The final characteristic of postmodern spirituality is that it emphasizes relationships, Whitney said.

“This generation, more than any other, has grown up in broken homes,” he said. “They long for relationships they have not really experienced, which is a rightful longing.

“This culture has also distanced us from one another. We buy things on the Internet, get money from the ATM, and deal very little with people face to face. All of our relationships are through glass, be it through a computer screen with email and instant messaging, or through the television watching sitcoms and movies.”

The desire for community is good, although one problem is that people often develop it outside the local church, Whitney said.
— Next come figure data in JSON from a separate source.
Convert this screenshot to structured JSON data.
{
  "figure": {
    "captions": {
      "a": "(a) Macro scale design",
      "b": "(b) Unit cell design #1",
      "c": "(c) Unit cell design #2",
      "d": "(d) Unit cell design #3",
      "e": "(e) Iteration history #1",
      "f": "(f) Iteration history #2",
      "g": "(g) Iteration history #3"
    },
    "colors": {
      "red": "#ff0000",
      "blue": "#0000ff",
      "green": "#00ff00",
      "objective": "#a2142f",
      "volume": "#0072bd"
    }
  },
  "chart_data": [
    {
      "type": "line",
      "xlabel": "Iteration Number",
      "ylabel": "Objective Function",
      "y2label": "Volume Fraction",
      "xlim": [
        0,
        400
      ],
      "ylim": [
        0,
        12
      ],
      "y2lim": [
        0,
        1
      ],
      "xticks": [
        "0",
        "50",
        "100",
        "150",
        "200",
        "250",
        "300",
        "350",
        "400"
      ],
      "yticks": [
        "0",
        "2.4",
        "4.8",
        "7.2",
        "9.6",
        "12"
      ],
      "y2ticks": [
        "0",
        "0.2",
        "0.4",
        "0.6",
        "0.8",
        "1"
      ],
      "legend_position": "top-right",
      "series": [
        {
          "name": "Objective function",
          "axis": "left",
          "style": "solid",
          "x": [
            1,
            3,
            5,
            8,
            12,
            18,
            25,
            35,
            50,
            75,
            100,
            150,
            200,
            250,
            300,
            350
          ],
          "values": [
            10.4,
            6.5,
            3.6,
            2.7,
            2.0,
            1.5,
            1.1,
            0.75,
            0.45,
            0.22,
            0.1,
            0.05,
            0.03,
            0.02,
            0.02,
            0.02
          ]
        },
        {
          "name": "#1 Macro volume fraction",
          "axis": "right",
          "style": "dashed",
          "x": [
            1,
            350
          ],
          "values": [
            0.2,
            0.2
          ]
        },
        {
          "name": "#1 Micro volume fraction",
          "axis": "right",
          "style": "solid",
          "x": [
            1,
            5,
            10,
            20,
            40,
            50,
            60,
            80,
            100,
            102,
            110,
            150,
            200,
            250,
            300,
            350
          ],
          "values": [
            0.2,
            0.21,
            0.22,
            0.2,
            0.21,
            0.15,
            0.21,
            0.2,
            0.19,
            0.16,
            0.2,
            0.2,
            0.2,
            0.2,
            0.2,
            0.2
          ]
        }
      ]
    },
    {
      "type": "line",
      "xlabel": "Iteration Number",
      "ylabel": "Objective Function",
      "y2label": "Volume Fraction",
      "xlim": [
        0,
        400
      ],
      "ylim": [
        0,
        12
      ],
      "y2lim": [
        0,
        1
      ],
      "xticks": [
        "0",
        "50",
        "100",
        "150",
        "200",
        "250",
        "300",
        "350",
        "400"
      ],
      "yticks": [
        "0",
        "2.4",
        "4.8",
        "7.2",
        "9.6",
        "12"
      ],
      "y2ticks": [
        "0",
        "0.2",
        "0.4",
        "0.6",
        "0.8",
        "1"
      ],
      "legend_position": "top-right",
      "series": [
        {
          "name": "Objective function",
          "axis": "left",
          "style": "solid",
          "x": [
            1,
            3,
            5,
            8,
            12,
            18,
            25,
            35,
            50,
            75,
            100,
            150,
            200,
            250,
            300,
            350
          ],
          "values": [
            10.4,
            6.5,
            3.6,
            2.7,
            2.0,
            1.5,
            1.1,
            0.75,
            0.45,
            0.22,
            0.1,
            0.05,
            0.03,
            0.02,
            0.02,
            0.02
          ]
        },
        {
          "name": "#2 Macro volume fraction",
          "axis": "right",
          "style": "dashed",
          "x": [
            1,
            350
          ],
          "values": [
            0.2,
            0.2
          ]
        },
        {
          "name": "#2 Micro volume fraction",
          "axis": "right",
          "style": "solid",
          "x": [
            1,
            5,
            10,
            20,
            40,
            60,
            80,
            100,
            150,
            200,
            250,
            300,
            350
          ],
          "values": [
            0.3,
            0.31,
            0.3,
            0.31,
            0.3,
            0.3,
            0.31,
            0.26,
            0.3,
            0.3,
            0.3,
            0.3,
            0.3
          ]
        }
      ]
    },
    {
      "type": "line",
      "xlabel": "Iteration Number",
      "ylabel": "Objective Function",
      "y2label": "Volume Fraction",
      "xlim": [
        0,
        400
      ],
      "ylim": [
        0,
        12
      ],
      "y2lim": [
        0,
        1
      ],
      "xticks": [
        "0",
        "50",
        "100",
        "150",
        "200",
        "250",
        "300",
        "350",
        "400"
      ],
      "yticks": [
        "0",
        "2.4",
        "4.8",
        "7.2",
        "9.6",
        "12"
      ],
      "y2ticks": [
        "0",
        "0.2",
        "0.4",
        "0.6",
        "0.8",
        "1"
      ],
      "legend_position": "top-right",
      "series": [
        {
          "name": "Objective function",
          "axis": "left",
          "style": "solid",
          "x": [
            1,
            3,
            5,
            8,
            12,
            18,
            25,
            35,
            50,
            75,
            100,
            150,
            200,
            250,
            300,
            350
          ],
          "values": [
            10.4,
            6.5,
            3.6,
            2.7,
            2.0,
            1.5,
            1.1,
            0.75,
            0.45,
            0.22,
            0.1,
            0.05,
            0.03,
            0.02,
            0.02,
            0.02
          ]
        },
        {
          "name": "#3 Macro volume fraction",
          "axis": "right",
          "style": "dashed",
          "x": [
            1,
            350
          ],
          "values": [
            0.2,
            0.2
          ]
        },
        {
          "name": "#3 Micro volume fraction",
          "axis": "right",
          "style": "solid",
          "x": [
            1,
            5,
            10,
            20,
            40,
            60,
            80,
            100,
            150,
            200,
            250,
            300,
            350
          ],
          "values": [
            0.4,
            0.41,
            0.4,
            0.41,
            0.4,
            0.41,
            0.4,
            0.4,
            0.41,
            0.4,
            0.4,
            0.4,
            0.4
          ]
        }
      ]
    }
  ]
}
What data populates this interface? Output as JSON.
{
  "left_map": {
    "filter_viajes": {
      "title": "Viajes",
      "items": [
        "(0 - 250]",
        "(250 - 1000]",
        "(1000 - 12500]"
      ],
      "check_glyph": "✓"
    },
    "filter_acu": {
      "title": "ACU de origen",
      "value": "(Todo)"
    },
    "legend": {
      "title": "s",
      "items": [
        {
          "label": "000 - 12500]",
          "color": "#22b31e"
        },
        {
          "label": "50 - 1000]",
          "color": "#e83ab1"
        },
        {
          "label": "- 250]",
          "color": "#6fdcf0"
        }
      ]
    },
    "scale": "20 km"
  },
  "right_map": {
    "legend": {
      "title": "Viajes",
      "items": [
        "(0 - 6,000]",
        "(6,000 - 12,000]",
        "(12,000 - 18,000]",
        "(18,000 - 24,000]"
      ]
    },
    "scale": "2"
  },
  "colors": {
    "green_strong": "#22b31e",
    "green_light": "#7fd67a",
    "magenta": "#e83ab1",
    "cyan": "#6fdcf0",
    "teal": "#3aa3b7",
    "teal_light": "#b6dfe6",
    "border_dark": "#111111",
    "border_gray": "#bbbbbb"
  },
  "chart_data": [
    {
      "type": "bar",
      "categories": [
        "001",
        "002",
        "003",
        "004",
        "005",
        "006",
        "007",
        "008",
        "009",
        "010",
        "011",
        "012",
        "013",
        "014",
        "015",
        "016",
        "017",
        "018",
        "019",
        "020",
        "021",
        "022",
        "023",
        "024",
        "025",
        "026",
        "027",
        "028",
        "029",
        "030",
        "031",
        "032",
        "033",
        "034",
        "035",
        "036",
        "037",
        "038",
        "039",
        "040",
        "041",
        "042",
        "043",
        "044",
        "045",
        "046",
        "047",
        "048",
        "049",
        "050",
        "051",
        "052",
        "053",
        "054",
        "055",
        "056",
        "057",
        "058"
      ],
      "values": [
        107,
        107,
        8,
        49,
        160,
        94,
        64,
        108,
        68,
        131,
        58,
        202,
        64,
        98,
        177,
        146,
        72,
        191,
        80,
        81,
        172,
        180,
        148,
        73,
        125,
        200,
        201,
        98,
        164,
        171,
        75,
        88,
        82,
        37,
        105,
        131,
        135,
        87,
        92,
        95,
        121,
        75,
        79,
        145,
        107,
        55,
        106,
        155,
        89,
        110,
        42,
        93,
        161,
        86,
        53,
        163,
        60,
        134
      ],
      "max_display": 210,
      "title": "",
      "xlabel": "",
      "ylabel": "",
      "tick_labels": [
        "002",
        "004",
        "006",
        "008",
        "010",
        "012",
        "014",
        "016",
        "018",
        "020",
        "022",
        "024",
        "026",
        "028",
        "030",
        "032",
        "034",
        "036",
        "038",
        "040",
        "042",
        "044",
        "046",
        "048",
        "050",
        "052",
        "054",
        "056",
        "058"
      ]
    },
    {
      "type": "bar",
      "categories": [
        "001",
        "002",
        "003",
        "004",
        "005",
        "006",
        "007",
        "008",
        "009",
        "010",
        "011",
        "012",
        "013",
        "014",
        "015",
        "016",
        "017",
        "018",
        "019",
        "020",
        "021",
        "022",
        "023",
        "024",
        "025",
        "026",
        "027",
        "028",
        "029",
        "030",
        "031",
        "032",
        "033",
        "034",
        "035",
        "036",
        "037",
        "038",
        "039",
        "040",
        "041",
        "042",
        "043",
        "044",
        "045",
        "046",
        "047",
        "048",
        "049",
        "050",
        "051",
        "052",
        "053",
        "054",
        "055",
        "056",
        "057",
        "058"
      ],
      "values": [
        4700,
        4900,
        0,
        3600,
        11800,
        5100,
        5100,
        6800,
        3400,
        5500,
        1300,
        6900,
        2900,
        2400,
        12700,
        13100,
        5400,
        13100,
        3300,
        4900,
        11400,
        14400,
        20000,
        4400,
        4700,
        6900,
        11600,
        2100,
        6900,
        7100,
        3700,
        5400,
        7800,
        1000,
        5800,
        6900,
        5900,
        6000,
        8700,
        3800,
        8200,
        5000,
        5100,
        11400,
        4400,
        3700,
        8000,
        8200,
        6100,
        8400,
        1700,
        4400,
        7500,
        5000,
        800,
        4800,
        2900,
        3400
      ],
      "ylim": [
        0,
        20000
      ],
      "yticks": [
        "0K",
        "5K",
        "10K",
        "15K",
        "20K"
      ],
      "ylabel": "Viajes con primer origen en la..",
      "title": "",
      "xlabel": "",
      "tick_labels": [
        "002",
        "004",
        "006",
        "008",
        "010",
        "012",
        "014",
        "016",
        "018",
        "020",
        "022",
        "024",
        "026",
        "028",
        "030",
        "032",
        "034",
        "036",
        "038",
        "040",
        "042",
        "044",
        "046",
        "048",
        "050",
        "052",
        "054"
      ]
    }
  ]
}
“The place God has ordained as the primary place for meaningful relationships is the local church,” he said. “Like the ‘Cheers’ bar or Seinfeld’s restaurant, people develop a place they go for relationships. That is why Starbucks and other coffee shops are so popular now, because people go there to develop community.”

Yet even the relationships in church often are developed simply for the sake of having a community and not for encouraging people to seek a relationship with God, Whitney said.

“Community is good and right and healthy, but not if it neglects an individual response to the gospel and a relationship to God,” he said.

Whitney pointed to Scripture as the authority for developing appropriate spiritual practices.

“The Bible is the measure of the validity of any spiritual experience, and if an experience is not validated by Scripture then there is a conflict,” he said. “Every one of our spiritual experiences should be inaugurated with the Bible or be informed by the Bible.”

Referring to 2 Timothy 3:16-17, Whitney said Scripture is both profitable and sufficient in the area of developing one’s spirituality.

“Scripture tells us that the Bible is profitable for teaching, rebuking, correcting and training in righteousness,” he said. “IF Scripture is not profitable for you, the problem is with you, not with Scripture. The Bible also claims that the practices taught in it are sufficient for spiritual life. Any benefit that someone finds from a non-biblical practice at best is not necessary.”